To give such employees a sense of advancement (and keep them in the company), you can use raises and bonuses, or provide them with an assistant to take over their less critical responsibilities. Moving an employee between different posts at the same hierarchical level is another career path that doesn't involve a promotion.

Job rotation can help when employees feel dissatisfied with their current post or existing team. It also offers a way for employees to have an overview of the company's workflows and discover their real talent and passion among the many available roles.

5. Advertise It

For a career development plan for employees to have the desired effect, both within and outside a company, it first needs to be known.

Give employees a breakdown of your overall advancement plan, so that they feel more motivated to work towards it.
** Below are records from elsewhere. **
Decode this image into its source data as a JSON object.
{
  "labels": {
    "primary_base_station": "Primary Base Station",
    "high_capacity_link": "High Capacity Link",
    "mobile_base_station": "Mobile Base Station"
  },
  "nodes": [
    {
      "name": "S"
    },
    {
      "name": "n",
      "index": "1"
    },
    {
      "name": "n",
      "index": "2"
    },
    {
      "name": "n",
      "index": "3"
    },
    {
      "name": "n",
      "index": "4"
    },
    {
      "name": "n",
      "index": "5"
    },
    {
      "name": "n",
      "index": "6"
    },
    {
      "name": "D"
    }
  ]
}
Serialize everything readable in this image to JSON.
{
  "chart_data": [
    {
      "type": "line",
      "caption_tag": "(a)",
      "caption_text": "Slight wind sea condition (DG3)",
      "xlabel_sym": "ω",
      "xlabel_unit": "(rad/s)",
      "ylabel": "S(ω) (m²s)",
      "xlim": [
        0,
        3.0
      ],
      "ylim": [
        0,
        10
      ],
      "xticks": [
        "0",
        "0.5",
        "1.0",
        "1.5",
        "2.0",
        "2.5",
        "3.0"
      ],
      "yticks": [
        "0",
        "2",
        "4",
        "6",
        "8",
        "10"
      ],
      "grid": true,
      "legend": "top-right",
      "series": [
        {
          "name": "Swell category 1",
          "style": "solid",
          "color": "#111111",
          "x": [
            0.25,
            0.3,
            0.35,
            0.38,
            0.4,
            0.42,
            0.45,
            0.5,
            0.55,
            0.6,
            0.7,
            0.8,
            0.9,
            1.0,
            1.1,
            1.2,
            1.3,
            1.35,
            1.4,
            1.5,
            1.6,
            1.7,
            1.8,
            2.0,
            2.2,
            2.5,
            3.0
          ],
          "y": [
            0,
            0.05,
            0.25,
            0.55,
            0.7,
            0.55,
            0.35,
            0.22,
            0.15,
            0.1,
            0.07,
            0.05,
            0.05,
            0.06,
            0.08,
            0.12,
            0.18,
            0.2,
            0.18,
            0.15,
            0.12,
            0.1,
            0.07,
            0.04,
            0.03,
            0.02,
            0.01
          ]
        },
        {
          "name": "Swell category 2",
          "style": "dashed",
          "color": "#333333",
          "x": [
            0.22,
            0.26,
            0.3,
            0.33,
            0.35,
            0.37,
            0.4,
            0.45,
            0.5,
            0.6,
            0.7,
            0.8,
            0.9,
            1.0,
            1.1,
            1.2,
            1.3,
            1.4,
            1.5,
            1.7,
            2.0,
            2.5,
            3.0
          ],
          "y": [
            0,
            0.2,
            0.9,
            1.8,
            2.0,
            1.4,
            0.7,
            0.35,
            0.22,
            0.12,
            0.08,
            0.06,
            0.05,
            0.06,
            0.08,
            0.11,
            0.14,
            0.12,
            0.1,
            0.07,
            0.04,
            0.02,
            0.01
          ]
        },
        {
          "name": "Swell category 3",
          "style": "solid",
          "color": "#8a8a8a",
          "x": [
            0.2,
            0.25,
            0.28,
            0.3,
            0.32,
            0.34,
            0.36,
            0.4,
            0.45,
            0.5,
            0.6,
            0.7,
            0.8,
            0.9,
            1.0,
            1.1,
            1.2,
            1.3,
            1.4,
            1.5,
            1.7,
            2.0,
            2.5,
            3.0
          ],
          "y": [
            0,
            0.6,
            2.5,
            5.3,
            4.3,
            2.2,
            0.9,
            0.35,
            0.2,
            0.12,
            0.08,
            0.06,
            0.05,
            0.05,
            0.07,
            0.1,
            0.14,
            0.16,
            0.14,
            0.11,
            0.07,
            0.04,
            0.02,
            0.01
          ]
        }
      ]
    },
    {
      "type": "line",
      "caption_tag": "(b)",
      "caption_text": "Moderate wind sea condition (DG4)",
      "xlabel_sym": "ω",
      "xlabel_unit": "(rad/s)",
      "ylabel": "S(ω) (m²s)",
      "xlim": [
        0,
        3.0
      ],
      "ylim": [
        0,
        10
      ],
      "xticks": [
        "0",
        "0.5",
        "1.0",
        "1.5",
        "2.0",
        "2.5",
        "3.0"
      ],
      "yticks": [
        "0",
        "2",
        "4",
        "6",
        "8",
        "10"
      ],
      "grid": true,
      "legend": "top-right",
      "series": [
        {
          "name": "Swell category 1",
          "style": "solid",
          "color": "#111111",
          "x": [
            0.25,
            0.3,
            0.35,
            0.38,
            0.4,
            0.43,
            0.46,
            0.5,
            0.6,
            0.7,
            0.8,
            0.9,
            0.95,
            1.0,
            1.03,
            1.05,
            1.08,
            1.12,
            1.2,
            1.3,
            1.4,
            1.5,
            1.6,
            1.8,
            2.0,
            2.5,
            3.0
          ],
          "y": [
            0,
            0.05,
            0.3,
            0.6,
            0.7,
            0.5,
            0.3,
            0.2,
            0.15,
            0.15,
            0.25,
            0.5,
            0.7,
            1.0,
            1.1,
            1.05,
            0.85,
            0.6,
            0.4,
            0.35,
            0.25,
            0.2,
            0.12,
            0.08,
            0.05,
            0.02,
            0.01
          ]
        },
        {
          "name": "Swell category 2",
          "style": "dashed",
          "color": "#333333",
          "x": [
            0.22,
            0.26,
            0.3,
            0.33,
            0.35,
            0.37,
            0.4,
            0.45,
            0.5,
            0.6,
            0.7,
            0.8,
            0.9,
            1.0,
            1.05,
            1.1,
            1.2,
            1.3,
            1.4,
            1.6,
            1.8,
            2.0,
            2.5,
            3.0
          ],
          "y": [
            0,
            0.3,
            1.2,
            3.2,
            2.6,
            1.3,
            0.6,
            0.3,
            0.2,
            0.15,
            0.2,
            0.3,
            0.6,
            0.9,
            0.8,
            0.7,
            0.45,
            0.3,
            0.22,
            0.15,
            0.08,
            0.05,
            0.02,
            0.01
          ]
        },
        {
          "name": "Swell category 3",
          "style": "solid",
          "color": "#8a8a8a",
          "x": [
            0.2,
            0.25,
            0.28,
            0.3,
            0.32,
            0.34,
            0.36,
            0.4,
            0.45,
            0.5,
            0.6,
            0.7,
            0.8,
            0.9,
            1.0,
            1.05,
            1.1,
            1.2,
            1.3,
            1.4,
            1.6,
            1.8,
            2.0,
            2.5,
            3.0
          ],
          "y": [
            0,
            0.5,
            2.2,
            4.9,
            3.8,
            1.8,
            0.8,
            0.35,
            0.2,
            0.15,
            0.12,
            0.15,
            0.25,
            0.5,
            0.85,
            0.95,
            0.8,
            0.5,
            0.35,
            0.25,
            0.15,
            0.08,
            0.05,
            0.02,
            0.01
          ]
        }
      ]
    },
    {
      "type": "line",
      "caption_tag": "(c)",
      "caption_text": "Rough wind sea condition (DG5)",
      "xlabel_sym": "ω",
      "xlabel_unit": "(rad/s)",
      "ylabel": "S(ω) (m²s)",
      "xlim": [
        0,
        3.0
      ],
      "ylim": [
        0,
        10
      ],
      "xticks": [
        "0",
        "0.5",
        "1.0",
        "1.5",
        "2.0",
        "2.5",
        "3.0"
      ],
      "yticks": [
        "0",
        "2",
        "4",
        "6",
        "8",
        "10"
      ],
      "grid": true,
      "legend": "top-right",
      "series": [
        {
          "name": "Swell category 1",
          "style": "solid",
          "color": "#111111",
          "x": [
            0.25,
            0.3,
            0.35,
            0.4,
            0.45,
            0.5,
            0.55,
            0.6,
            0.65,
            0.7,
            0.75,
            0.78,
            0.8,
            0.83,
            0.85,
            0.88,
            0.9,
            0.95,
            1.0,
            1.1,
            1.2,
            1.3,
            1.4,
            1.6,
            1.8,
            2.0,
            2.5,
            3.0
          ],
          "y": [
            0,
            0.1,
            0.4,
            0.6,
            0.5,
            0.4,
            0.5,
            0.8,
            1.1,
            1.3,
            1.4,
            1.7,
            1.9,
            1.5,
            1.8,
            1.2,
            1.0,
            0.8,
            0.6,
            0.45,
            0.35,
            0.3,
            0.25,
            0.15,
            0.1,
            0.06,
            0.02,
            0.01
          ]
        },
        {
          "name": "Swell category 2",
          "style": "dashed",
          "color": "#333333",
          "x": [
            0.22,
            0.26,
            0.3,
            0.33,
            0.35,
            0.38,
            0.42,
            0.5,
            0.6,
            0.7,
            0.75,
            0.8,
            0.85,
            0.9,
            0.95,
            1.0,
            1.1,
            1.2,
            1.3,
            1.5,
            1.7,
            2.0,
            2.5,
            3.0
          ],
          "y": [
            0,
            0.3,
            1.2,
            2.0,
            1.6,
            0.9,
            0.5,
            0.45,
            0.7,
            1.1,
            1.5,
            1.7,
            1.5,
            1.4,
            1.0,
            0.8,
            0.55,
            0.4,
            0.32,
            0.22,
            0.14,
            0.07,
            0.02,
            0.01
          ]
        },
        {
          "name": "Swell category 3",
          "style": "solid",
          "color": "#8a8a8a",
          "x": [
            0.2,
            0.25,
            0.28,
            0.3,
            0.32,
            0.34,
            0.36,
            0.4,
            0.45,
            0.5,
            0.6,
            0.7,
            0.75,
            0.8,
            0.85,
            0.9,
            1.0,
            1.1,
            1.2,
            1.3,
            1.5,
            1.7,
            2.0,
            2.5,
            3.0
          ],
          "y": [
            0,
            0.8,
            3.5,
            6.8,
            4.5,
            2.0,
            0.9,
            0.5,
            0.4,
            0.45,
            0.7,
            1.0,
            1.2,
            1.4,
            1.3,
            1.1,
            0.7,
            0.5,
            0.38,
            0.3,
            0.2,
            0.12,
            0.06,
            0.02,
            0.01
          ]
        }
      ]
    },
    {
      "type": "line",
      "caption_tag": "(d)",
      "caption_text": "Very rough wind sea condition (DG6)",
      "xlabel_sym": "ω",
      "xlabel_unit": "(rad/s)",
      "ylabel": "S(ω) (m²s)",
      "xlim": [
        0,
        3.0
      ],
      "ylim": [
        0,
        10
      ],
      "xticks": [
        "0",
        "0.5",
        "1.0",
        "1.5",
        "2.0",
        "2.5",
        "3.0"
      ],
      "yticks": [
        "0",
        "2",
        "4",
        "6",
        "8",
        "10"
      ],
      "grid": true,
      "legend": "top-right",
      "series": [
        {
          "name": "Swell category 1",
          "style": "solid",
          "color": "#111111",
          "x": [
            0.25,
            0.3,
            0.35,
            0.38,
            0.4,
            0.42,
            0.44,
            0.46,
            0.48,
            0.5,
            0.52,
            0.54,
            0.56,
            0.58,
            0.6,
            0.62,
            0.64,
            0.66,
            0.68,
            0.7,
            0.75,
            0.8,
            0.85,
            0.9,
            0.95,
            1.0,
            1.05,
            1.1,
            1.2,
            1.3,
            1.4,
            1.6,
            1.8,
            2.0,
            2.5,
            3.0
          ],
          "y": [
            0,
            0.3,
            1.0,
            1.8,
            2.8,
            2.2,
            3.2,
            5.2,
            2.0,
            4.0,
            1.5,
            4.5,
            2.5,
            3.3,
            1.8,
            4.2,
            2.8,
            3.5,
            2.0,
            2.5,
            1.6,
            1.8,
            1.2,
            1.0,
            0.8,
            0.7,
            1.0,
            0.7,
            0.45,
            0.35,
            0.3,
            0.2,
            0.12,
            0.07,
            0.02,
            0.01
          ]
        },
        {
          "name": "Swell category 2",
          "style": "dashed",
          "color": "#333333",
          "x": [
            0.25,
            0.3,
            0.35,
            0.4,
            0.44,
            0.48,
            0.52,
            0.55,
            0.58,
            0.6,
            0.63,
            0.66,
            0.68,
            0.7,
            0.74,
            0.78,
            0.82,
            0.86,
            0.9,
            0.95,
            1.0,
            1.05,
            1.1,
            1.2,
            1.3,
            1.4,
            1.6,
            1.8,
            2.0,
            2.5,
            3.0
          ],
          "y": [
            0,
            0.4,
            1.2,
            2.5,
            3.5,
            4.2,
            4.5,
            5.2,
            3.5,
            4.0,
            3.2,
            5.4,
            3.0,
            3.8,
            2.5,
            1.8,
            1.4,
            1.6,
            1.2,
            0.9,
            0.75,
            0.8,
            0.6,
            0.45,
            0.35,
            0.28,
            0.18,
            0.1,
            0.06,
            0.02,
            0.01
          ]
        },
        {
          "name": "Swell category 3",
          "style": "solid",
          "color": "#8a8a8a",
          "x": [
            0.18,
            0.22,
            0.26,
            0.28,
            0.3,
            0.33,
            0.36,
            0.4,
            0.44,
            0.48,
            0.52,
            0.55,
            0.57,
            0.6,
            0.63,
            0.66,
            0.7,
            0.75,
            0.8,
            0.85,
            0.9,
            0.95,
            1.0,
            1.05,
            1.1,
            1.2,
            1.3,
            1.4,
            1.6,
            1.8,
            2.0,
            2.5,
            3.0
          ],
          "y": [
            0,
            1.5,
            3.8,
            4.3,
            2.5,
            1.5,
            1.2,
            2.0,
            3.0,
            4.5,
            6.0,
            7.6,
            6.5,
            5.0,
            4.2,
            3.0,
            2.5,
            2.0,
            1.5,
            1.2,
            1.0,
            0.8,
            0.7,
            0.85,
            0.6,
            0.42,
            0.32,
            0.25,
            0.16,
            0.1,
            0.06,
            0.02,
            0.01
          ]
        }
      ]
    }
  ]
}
Offer examples based on your employee career development plan that cover typical promotion scenarios to help your staff understand the available opportunities.

The presence of career advancement opportunities is also a significant factor in attracting talent to work for you. Advertising your career development plan outside the company is a good idea. Mention it in job postings and promotional materials, describe it in blog posts and recruitment offers, and cover it in your pre-employment training – and on any other chance that you get.

6. Invest In Training

To promote someone as part of your plan, they would need the right mix of experience and skills. Experience will come naturally in time, which is why seniority is important. Skills, however, need active development, and it's up to the employer to organize training courses and other related employee development activities.

You should consider your employee training program as an essential part of your career advancement opportunities. From onboarding training to general skills training and certifications, your training program will help you identify the top performers, as well as those most suitable for different roles and responsibilities. A lifelong training program, combined with a selection of courses, will also encourage employees to study and gain new skills. Of course, your managers and HR people should be keeping an eye on, and rewarding, such efforts.

eLearning, especially with a web- and mobile-friendly platform like TalentLMS, is especially suited for such use cases. It allows employees to study at their own pace (and, in the case of a mobile LMS, from wherever they are). It's also less costly to offer on-demand, all-year-round learning opportunities.

If your LMS supports Instructor-Led Training, you can also use it as a mentorship platform, where senior employees and company leaders mentor new employees through webinars, traditional lectures, and teleconference sessions. Even better? An LMS will not only help you identify and fix skill gaps, but also give you ongoing insight on your learners' progress and on who your top performers are.

Conclusion

A solid career advancement plan will help your company attract and retain top talent, develop its future leadership, and strategically pursue its business goals.

In this quest, a modern corporate LMS, like TalentLMS, will help you give your employees the skills they need to march forward in their career.